Primary Biliary Cirrhosis
Primary biliary cirrhosis (PBC) and is a very unpleasant chronic disease leading to serious liver damage. The disease has certain similarities with the disease known as primary sclerosing cholangitis (PSC).
The disease is caused by an autoimmune process that leads to inflammation of small bile ducts within the liver. The reason is unclear; probably it is a genetically-influenced condition with some participation of certain outer factors. The disease typically occurs in women and it is much rare in men. It is frequently associated with rheumatoid arthritis and Sjögren's syndrome.
The bile ducts are damage and this causes disruption of proper bile flow out of the liver. As the bile accumulates, the patient begins to suffer from itchy skin (due to deposits of bile salts) and gradually developing jaundice (deposits of bilirubin). Decreased amount of bile that is excreted into the intestine is reason of impaired absorption of nutrients from the digestive tract. The stool is greasy and smells unpleasantly. As time passes, liver damages progresses to cirrhosis with portal hypertension and all its complications (ascites, esophageal varices, hepatic encephalopathy and many others). The condition may end as fatal acute liver failure. A patient with primary biliary cirrhosis has increased risk of liver cancer.
In addition to the clinical signs, it is important to exclude other common reasons of liver damage, especially infectious hepatitis and chronic alcoholism. In a blood smear we find elevated liver tests and increased level of bilirubin. Special serologic examination of the blood may confirm a presence of certain autoantibodies in serum (autoantibodies known as ANA and AMA). Abdominal ultrasound demonstrated signs of liver cirrhosis and upper GI endoscopy may find esophageal varices. It is very important to perform a liver biopsy to get a tissue sample for histological examination under a microscope.

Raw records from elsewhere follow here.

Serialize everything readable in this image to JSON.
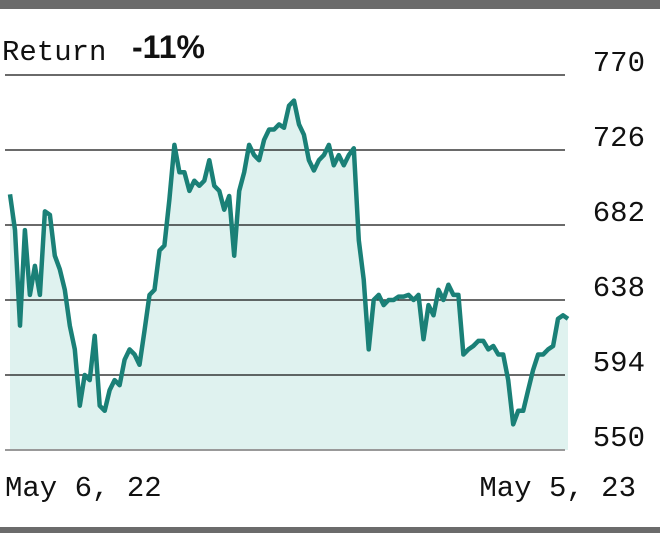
{
  "chart_data": {
    "type": "line",
    "title": "Return",
    "subtitle": "-11%",
    "categories": [
      "May 6, 22",
      null,
      null,
      null,
      null,
      null,
      null,
      null,
      null,
      null,
      null,
      null,
      null,
      null,
      null,
      null,
      null,
      null,
      null,
      null,
      null,
      null,
      null,
      null,
      null,
      null,
      null,
      null,
      null,
      null,
      null,
      null,
      null,
      null,
      null,
      null,
      null,
      null,
      null,
      null,
      null,
      null,
      null,
      null,
      null,
      null,
      null,
      null,
      null,
      null,
      null,
      null,
      null,
      null,
      null,
      null,
      null,
      null,
      null,
      null,
      null,
      null,
      null,
      null,
      null,
      null,
      null,
      null,
      null,
      null,
      null,
      null,
      null,
      null,
      null,
      null,
      null,
      null,
      null,
      null,
      null,
      null,
      null,
      null,
      null,
      null,
      null,
      null,
      null,
      null,
      null,
      null,
      null,
      null,
      null,
      null,
      null,
      null,
      null,
      null,
      null,
      null,
      null,
      null,
      null,
      null,
      null,
      null,
      null,
      null,
      null,
      null,
      "May 5, 23"
    ],
    "values": [
      700,
      679,
      623,
      679,
      641,
      658,
      641,
      690,
      688,
      664,
      656,
      644,
      623,
      609,
      576,
      594,
      591,
      617,
      576,
      573,
      585,
      591,
      588,
      603,
      609,
      606,
      600,
      620,
      641,
      644,
      667,
      670,
      697,
      729,
      713,
      713,
      702,
      708,
      705,
      708,
      720,
      705,
      702,
      691,
      699,
      664,
      702,
      713,
      729,
      723,
      720,
      732,
      738,
      738,
      741,
      739,
      752,
      755,
      741,
      735,
      720,
      714,
      720,
      723,
      729,
      717,
      723,
      717,
      723,
      727,
      673,
      650,
      609,
      638,
      641,
      635,
      638,
      638,
      640,
      640,
      641,
      638,
      641,
      615,
      635,
      629,
      644,
      638,
      647,
      641,
      641,
      606,
      609,
      611,
      614,
      614,
      609,
      611,
      606,
      606,
      591,
      565,
      573,
      573,
      585,
      597,
      606,
      606,
      609,
      611,
      627,
      629,
      627
    ],
    "color": "#1a8077",
    "fill": "#dff2ef",
    "ylim": [
      550,
      770
    ],
    "yticks": [
      550,
      594,
      638,
      682,
      726,
      770
    ],
    "grid": true
  }
}
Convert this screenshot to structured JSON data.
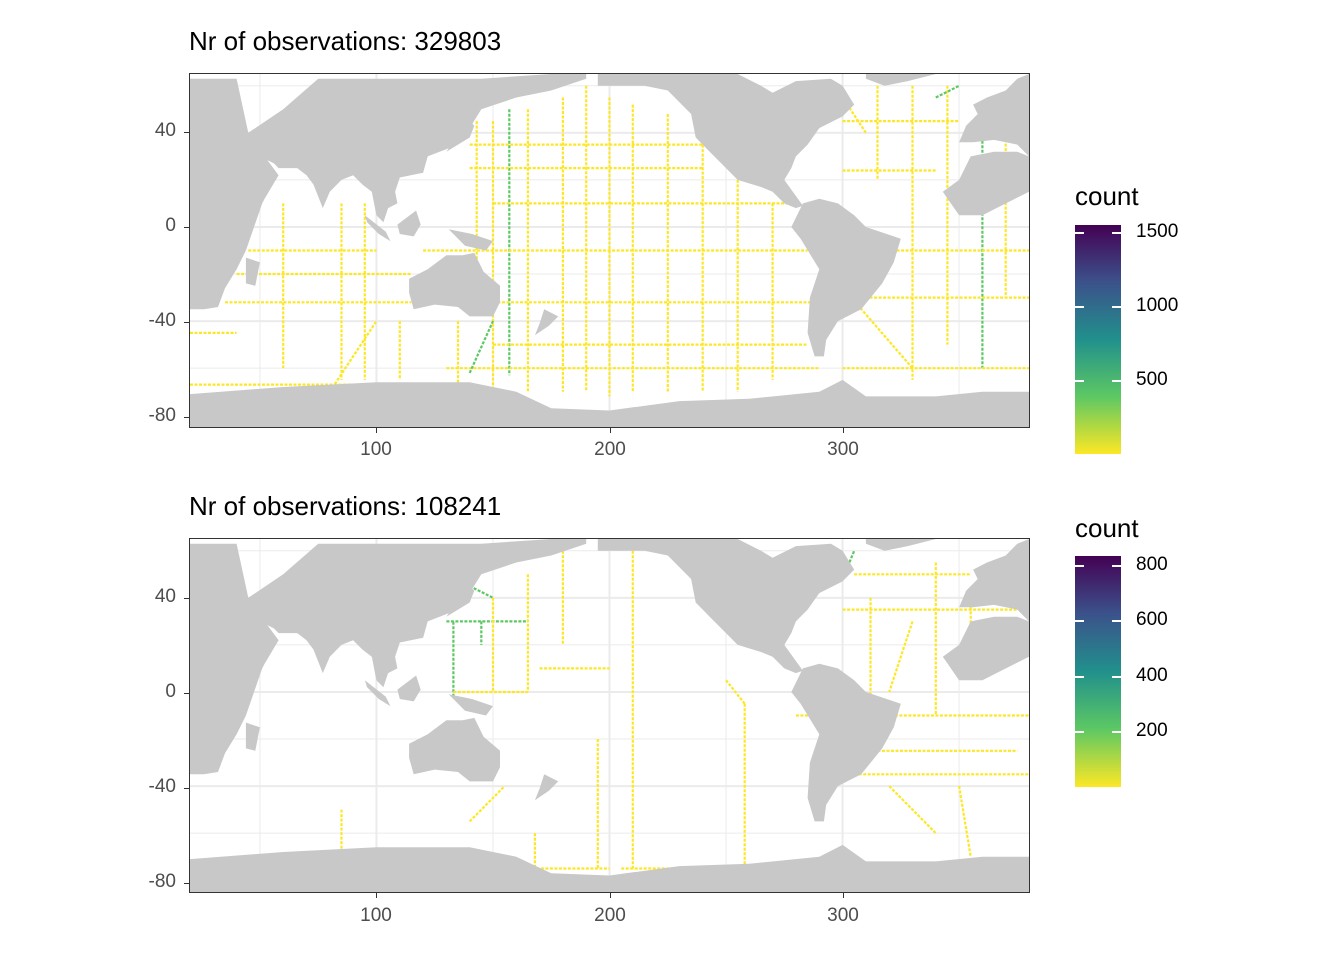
{
  "panels": [
    {
      "title": "Nr of observations: 329803",
      "legend": {
        "title": "count",
        "max": 1600,
        "breaks": [
          "1500",
          "1000",
          "500"
        ]
      }
    },
    {
      "title": "Nr of observations: 108241",
      "legend": {
        "title": "count",
        "max": 850,
        "breaks": [
          "800",
          "600",
          "400",
          "200"
        ]
      }
    }
  ],
  "axes": {
    "x_ticks": [
      "100",
      "200",
      "300"
    ],
    "y_ticks": [
      "40",
      "0",
      "-40",
      "-80"
    ],
    "x_range": [
      20,
      380
    ],
    "y_range": [
      -85,
      65
    ]
  },
  "colors": {
    "land": "#c8c8c8",
    "grid": "#ebebeb",
    "track": "#fde725",
    "track_high": "#5dc863"
  }
}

The treatment is difficult. To a certain extent we are able to improve the flow of bile, administer some hepatoprotective drugs and treat the itching. The disease itself is treated by various immunosuppressive drugs, but it often progress to state, where it is necessary to evaluate the possibility of liver transplant. The overall prognosis without transplantation is not very good and the average survival period is only few years after the diagnosis. This is a difference compared to PSC, which has significantly better prognosis.
Total alcohol abstinence is necessary. In this case, the alcohol is not the reason of liver damage, but it may significantly accelerate the condition and speed up the liver failure.